Tax credits approved for Sauder Woodworking and Bryan business

By MARC KOVAC @ohiocapitalblog Published:

COLUMBUS -- The Ohio Tax Credit Authority OK'd incentives Monday for two companies considering expansions in northwest Ohio.

Sauder Woodworking Co. in Fulton County and Unique-Chardan Inc. in Williams County would create 150 and 30 full-time positions, respectively, with the proposed projects.

The state panel OK'd a seven-year, 60 percent tax credit for Sauder, which makes ready-to-assemble furniture in Archbold. The incentive would lead to $4.8 million in new payroll while retaining nearly $60 million in existing payroll.

The project would involve new company investments in an existing facility, with "equipment, technology and employee training to produce four furniture collections for IKEA," a Swedish retailer of home furnishings with more than three dozen stores nationally, including locations near Detroit and Cincinnati.

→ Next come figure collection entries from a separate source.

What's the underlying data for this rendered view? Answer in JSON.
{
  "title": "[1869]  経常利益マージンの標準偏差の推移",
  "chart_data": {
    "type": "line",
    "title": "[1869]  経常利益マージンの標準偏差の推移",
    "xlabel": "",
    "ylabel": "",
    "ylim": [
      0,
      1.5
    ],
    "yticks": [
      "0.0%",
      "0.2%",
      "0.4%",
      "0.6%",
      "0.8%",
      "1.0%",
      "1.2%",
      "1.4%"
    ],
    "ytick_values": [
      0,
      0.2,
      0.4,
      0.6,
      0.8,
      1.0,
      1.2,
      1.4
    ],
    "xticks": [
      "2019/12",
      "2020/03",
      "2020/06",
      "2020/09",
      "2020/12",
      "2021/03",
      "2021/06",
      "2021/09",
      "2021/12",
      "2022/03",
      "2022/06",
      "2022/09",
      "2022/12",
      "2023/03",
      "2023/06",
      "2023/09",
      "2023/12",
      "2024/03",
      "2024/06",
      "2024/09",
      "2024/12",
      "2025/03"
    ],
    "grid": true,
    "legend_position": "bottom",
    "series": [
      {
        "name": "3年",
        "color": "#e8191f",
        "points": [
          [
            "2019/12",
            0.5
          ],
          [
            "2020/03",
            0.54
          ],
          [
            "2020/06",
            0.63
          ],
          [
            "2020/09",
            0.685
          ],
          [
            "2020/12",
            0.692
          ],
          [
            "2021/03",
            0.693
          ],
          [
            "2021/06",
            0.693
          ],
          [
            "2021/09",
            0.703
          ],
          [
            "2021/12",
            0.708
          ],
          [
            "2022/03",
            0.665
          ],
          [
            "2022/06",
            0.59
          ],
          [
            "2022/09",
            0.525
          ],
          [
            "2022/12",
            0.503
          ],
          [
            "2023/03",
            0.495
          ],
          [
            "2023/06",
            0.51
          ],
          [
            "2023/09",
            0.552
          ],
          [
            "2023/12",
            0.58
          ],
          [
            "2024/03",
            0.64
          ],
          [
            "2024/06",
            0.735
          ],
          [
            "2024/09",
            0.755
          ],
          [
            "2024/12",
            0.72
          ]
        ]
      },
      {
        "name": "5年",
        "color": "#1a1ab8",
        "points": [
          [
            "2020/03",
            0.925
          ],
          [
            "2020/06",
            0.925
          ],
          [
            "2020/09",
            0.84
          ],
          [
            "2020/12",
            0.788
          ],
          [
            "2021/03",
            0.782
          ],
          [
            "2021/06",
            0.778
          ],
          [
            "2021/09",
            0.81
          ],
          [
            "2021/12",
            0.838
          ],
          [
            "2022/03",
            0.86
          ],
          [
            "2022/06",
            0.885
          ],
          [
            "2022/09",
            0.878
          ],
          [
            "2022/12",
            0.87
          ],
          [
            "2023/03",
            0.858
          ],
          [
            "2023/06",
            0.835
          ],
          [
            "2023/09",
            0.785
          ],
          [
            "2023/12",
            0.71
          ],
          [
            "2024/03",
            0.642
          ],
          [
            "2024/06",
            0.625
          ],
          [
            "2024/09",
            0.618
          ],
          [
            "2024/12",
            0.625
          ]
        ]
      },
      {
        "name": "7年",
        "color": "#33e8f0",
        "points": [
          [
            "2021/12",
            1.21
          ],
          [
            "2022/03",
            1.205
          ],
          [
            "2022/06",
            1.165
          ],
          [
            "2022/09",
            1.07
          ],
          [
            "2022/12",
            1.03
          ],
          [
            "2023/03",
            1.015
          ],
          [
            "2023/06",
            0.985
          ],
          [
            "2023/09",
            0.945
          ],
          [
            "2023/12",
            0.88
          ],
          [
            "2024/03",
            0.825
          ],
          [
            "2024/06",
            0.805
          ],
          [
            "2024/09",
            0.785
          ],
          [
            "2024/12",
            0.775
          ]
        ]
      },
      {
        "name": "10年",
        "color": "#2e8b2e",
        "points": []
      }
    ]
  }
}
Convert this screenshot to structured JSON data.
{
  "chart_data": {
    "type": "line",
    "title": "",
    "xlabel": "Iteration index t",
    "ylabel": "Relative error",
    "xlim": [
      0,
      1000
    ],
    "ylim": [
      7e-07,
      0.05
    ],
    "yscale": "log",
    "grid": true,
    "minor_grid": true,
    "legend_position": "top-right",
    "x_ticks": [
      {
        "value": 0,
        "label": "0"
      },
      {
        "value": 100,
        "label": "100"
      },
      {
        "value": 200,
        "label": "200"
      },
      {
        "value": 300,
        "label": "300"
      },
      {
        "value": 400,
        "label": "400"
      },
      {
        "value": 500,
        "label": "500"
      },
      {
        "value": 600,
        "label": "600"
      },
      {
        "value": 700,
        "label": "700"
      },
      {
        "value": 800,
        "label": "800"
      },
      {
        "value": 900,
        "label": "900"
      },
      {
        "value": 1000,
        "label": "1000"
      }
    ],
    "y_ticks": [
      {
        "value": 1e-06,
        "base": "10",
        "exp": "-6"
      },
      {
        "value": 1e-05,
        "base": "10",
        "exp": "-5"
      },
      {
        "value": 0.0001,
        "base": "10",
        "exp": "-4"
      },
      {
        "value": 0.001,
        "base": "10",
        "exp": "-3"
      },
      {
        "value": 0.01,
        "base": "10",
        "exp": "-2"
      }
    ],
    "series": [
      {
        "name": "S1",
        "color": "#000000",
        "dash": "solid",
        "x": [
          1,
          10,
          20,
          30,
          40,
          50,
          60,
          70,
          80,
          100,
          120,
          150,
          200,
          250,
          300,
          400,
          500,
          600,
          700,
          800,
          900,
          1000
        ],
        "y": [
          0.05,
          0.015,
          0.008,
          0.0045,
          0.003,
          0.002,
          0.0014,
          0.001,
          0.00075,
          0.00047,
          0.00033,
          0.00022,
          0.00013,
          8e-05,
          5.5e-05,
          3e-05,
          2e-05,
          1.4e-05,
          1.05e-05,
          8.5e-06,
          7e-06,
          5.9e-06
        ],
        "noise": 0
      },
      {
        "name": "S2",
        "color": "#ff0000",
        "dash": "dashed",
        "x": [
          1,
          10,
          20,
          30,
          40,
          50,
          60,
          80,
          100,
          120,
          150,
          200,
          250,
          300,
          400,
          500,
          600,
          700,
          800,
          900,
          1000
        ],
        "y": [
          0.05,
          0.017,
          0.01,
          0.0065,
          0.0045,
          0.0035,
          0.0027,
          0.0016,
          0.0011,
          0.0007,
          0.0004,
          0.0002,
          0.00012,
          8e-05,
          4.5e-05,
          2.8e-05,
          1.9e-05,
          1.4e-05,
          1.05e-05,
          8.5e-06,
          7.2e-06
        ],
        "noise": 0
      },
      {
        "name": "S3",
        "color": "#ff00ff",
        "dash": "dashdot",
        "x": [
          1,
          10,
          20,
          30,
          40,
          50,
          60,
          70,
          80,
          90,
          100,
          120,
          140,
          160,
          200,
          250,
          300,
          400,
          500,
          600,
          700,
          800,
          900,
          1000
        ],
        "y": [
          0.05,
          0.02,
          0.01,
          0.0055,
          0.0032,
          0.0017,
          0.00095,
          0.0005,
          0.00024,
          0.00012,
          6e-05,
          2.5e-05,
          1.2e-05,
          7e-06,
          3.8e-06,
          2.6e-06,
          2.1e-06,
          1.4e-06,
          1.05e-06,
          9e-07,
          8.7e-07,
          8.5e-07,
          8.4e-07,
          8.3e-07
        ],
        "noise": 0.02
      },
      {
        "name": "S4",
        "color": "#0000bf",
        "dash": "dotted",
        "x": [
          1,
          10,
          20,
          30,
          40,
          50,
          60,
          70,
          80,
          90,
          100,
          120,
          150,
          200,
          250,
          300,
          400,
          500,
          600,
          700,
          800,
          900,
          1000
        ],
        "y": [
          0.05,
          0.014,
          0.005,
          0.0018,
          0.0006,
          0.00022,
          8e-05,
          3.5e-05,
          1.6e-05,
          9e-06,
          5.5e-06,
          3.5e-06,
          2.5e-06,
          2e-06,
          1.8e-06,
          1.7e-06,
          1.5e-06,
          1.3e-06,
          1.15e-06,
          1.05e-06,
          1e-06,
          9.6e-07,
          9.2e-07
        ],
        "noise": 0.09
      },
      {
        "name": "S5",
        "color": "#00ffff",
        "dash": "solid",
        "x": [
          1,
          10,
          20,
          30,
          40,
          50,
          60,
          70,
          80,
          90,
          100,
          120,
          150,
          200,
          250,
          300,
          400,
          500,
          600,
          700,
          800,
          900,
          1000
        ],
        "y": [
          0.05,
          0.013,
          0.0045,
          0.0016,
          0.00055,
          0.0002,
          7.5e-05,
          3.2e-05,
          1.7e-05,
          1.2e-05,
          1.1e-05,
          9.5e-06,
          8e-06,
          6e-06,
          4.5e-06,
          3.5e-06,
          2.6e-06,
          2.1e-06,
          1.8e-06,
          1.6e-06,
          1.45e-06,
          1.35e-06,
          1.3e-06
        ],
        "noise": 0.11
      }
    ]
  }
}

According to documents, "This project is Sauder's one chance to grow its IKEA business and become IKEA's North American supplier. The project is true growth and expansion for (the United States) as IKEA represents a foreign source of capital paying for American produced goods, growing our economy."

Unique-Chardan, which makes auto parts, was approved for a seven-year, 45 percent tax credit. The project would create $900,000 in new payroll while retaining $1.2 million in existing payroll in Bryan.

According to documents, "State support is necessary to maintain and grow an important employer to the community. The acquiring company has existing facilities in Georgia and Michigan, which can accommodate the expansion and would not have the added cost of leasing the building."

The state incentives OK'd Monday are refundable tax credits against what the company would pay in corporate activity or income taxes, based on the state income taxes withheld on new, full-time employees.

For example, a company paying $100 in state income tax withholding for a new worker would be credited with $45 toward its other state tax obligations (commercial activity, state income or insurance premium tax liabilities), based on a 45 percent credit.